Sunday, February 01, 2015

Interesting juxtaposition re the Green's future direction

Two columns offer quite contrasting views.

The first from Rodney Hide:

The David Cunliffe experiment of tacking left is over.
That's good news for the Greens: they can hoover up left-wing voters.
It's good news for Labour: they have to win the middle to win Government.
(BTW Rodney predicted Norman's demise as leader in his Radio Live predictions for 2015).

The second from Chris Trotter who, with out providing specific examples, I have a sense often gets things wrong.

Under Rod Donald and Jeanette Fitzsimons, Russel Norman and Metiria Turei, the Greens belonged to the Left.

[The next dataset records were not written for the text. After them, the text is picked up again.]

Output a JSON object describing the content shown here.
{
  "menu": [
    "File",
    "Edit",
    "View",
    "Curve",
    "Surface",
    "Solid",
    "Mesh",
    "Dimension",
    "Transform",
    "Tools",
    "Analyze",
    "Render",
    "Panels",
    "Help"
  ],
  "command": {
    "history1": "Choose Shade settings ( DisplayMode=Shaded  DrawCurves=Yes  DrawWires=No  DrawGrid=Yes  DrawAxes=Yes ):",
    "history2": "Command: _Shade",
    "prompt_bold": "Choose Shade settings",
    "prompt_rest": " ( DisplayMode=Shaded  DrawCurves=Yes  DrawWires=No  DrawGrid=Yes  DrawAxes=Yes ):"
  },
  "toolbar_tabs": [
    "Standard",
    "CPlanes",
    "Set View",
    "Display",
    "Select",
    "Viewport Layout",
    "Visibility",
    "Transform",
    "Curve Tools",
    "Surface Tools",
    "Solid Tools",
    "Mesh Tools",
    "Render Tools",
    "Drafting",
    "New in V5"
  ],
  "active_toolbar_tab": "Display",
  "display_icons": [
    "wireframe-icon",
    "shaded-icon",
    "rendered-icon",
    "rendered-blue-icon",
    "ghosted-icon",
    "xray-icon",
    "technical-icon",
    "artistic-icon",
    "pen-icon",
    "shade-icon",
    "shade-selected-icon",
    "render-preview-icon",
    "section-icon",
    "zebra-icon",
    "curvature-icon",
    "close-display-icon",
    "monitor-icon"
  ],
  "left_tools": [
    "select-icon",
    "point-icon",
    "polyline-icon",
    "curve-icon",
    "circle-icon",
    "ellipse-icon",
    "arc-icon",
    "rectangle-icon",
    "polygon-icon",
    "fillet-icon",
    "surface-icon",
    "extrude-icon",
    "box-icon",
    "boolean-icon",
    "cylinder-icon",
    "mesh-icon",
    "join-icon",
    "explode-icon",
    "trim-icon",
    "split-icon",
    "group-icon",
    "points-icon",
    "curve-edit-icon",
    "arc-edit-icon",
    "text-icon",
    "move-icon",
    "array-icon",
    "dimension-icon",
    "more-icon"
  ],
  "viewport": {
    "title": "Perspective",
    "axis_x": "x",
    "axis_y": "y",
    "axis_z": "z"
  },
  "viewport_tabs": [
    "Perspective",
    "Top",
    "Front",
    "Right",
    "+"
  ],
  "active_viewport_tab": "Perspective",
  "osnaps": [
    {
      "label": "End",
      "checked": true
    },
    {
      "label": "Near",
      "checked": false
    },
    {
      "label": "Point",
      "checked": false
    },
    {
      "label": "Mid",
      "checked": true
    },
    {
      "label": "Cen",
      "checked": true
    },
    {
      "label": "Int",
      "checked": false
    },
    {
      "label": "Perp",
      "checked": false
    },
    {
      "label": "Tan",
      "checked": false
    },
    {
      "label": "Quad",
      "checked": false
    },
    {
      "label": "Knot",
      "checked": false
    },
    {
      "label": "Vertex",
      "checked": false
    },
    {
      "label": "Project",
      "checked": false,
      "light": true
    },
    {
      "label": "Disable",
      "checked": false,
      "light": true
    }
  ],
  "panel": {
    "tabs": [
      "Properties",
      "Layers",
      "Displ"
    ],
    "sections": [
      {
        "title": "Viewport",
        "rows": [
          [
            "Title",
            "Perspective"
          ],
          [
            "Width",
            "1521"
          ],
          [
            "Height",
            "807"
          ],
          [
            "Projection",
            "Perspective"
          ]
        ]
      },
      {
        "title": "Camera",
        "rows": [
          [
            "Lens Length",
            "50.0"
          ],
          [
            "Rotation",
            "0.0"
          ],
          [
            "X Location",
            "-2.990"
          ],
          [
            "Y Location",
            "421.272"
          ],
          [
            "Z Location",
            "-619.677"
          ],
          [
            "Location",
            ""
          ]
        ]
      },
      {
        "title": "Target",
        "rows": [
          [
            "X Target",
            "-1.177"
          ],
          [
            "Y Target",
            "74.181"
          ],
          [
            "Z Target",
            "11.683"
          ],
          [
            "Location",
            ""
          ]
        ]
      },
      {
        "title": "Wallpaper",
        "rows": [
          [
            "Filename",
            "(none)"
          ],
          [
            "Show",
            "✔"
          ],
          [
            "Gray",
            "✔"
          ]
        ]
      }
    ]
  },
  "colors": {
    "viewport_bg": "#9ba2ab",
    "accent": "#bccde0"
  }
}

Under its next set of co-leaders, especially if their names are Shaw and Genter, the Greens will belong to whoever offers them the best deal.
Under Rod Donald and Jeanette Fitzsimons, Russel Norman and Metiria Turei, the Greens belonged to the Left. Under its next set of co-leaders, especially if their names are Shaw and Genter, the Greens will belong to whoever offers them the best deal. - See more at:


From today's Herald on Sunday:
A 3 News Reid-Research poll has revealed 55 per cent of voters think Little is potentially a better match for Prime Minister John Key than his Labour Party leader predecessors.

If I'd been asked, I'd be in the 55%. Look what the respondent is being asked to compare him to.

3 News political editor Patrick Gower said the poll result was a huge boost for Little.


I think he's 'better' because he appears more decisive. But he decided to do two things that made the chance of me voting Labour even more remote - scrapping the end of life bill and moves to raise the Super qualifying age.

In any case, each of Labour's recent incoming leaders has enjoyed initial support and confidence. Hasn't lasted though.